Dans un rapport hebdomadaire publié le lundi 30 novembre 2020, le gouvernement américain a indiqué que 46 % du blé d’hiver ensemencé était considéré comme « bon à excellent » au 29 novembre, soit 3 % de plus que la semaine précédente.

C’est toutefois moins qu’à la même période l’an dernier (52 %), signe que la sécheresse dans les grandes plaines américaines ces dernières semaines affecte les cultures.

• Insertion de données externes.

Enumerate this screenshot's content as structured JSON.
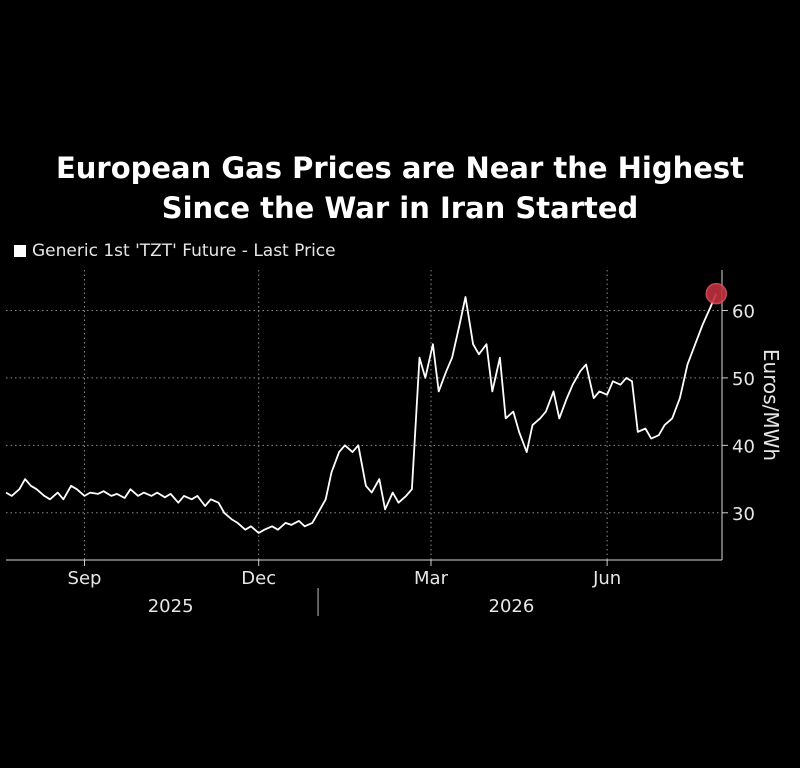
{
  "title_line1": "European Gas Prices are Near the Highest",
  "title_line2": "Since the War in Iran Started",
  "legend_label": "Generic 1st 'TZT' Future - Last Price",
  "colors": {
    "background": "#000000",
    "line": "#ffffff",
    "marker": "#c0303c"
  },
  "chart_data": {
    "type": "line",
    "title": "European Gas Prices are Near the Highest Since the War in Iran Started",
    "xlabel": "",
    "ylabel": "Euros/MWh",
    "ylim": [
      23,
      66
    ],
    "yticks": [
      30,
      40,
      50,
      60
    ],
    "xlim": [
      "2025-07-22",
      "2026-07-31"
    ],
    "xticks": [
      {
        "date": "2025-09-01",
        "label": "Sep"
      },
      {
        "date": "2025-12-01",
        "label": "Dec"
      },
      {
        "date": "2026-03-01",
        "label": "Mar"
      },
      {
        "date": "2026-06-01",
        "label": "Jun"
      }
    ],
    "year_labels": [
      {
        "date": "2025-10-16",
        "label": "2025"
      },
      {
        "date": "2026-04-12",
        "label": "2026"
      }
    ],
    "year_divider": "2026-01-01",
    "grid": true,
    "legend_position": "top-left",
    "series": [
      {
        "name": "Generic 1st 'TZT' Future - Last Price",
        "points": [
          [
            "2025-07-22",
            33
          ],
          [
            "2025-07-25",
            32.5
          ],
          [
            "2025-07-29",
            33.5
          ],
          [
            "2025-08-01",
            35
          ],
          [
            "2025-08-04",
            34
          ],
          [
            "2025-08-07",
            33.5
          ],
          [
            "2025-08-11",
            32.5
          ],
          [
            "2025-08-14",
            32
          ],
          [
            "2025-08-18",
            33
          ],
          [
            "2025-08-21",
            32
          ],
          [
            "2025-08-25",
            34
          ],
          [
            "2025-08-28",
            33.5
          ],
          [
            "2025-09-01",
            32.5
          ],
          [
            "2025-09-04",
            33
          ],
          [
            "2025-09-08",
            32.8
          ],
          [
            "2025-09-11",
            33.2
          ],
          [
            "2025-09-15",
            32.5
          ],
          [
            "2025-09-18",
            32.8
          ],
          [
            "2025-09-22",
            32.2
          ],
          [
            "2025-09-25",
            33.5
          ],
          [
            "2025-09-29",
            32.5
          ],
          [
            "2025-10-02",
            33
          ],
          [
            "2025-10-06",
            32.5
          ],
          [
            "2025-10-09",
            33
          ],
          [
            "2025-10-13",
            32.3
          ],
          [
            "2025-10-16",
            32.8
          ],
          [
            "2025-10-20",
            31.5
          ],
          [
            "2025-10-23",
            32.5
          ],
          [
            "2025-10-27",
            32
          ],
          [
            "2025-10-30",
            32.5
          ],
          [
            "2025-11-03",
            31
          ],
          [
            "2025-11-06",
            32
          ],
          [
            "2025-11-10",
            31.5
          ],
          [
            "2025-11-13",
            30
          ],
          [
            "2025-11-17",
            29
          ],
          [
            "2025-11-20",
            28.5
          ],
          [
            "2025-11-24",
            27.5
          ],
          [
            "2025-11-27",
            28
          ],
          [
            "2025-12-01",
            27
          ],
          [
            "2025-12-04",
            27.5
          ],
          [
            "2025-12-08",
            28
          ],
          [
            "2025-12-11",
            27.5
          ],
          [
            "2025-12-15",
            28.5
          ],
          [
            "2025-12-18",
            28.2
          ],
          [
            "2025-12-22",
            28.8
          ],
          [
            "2025-12-25",
            28
          ],
          [
            "2025-12-29",
            28.5
          ],
          [
            "2026-01-01",
            30
          ],
          [
            "2026-01-05",
            32
          ],
          [
            "2026-01-08",
            36
          ],
          [
            "2026-01-12",
            39
          ],
          [
            "2026-01-15",
            40
          ],
          [
            "2026-01-19",
            39
          ],
          [
            "2026-01-22",
            40
          ],
          [
            "2026-01-26",
            34
          ],
          [
            "2026-01-29",
            33
          ],
          [
            "2026-02-02",
            35
          ],
          [
            "2026-02-05",
            30.5
          ],
          [
            "2026-02-09",
            33
          ],
          [
            "2026-02-12",
            31.5
          ],
          [
            "2026-02-16",
            32.5
          ],
          [
            "2026-02-19",
            33.5
          ],
          [
            "2026-02-23",
            53
          ],
          [
            "2026-02-26",
            50
          ],
          [
            "2026-03-02",
            55
          ],
          [
            "2026-03-05",
            48
          ],
          [
            "2026-03-09",
            51
          ],
          [
            "2026-03-12",
            53
          ],
          [
            "2026-03-16",
            58
          ],
          [
            "2026-03-19",
            62
          ],
          [
            "2026-03-23",
            55
          ],
          [
            "2026-03-26",
            53.5
          ],
          [
            "2026-03-30",
            55
          ],
          [
            "2026-04-02",
            48
          ],
          [
            "2026-04-06",
            53
          ],
          [
            "2026-04-09",
            44
          ],
          [
            "2026-04-13",
            45
          ],
          [
            "2026-04-16",
            42
          ],
          [
            "2026-04-20",
            39
          ],
          [
            "2026-04-23",
            43
          ],
          [
            "2026-04-27",
            44
          ],
          [
            "2026-04-30",
            45
          ],
          [
            "2026-05-04",
            48
          ],
          [
            "2026-05-07",
            44
          ],
          [
            "2026-05-11",
            47
          ],
          [
            "2026-05-14",
            49
          ],
          [
            "2026-05-18",
            51
          ],
          [
            "2026-05-21",
            52
          ],
          [
            "2026-05-25",
            47
          ],
          [
            "2026-05-28",
            48
          ],
          [
            "2026-06-01",
            47.5
          ],
          [
            "2026-06-04",
            49.5
          ],
          [
            "2026-06-08",
            49
          ],
          [
            "2026-06-11",
            50
          ],
          [
            "2026-06-14",
            49.5
          ],
          [
            "2026-06-17",
            42
          ],
          [
            "2026-06-21",
            42.5
          ],
          [
            "2026-06-24",
            41
          ],
          [
            "2026-06-28",
            41.5
          ],
          [
            "2026-07-01",
            43
          ],
          [
            "2026-07-05",
            44
          ],
          [
            "2026-07-09",
            47
          ],
          [
            "2026-07-13",
            52
          ],
          [
            "2026-07-17",
            55
          ],
          [
            "2026-07-21",
            58
          ],
          [
            "2026-07-25",
            60.5
          ],
          [
            "2026-07-28",
            62.5
          ]
        ]
      }
    ],
    "highlight": {
      "date": "2026-07-28",
      "value": 62.5
    }
  }
}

Le blé de la mer Noire pénalise le blé américain

Les acteurs du marché s’inquiètent aussi du faible intérêt à l’international pour la céréale américaine, le blé en provenance de la région de la mer Noire ayant la faveur de nombreux acheteurs en raison de prix plus compétitifs.

L’Égypte a d’ailleurs choisi la Russie et l’Ukraine mardi pour des cargaisons d’environ 170 000 tonnes de blé qui partiront entre la fin de janvier et le début de février.

« Une âpre concurrence internationale est revenue en pleine lumière, ce qui a déclenché des mouvements techniques de vente », indiquent Ben Potter et Jacquie Holland, de Farm Futures.

Des opérations similaires ont également pesé sur les cours du maïs et du soja.

L’oléagineux a par ailleurs été plombé par des prévisions d’averses en Amérique du Sud, qui laissent envisager des récoltes abondantes.

Le boisseau de blé (environ 27 kg) pour livraison en mars, le plus actif, a terminé à 5,7725 dollars, contre 5,8500 la veille, reculant de 1,32 %.

Le boisseau de maïs (environ 25 kg) pour livraison en mars, le plus échangé, a fini à 4,2075 dollars, contre 4,2600 dollars à la dernière clôture, en baisse de 1,23 %.

Le boisseau de soja (environ 27 kg) pour livraison en janvier, le plus échangé, a terminé à 11,6200 dollars, contre 11,6850 dollars lundi, perdant 0,56 %.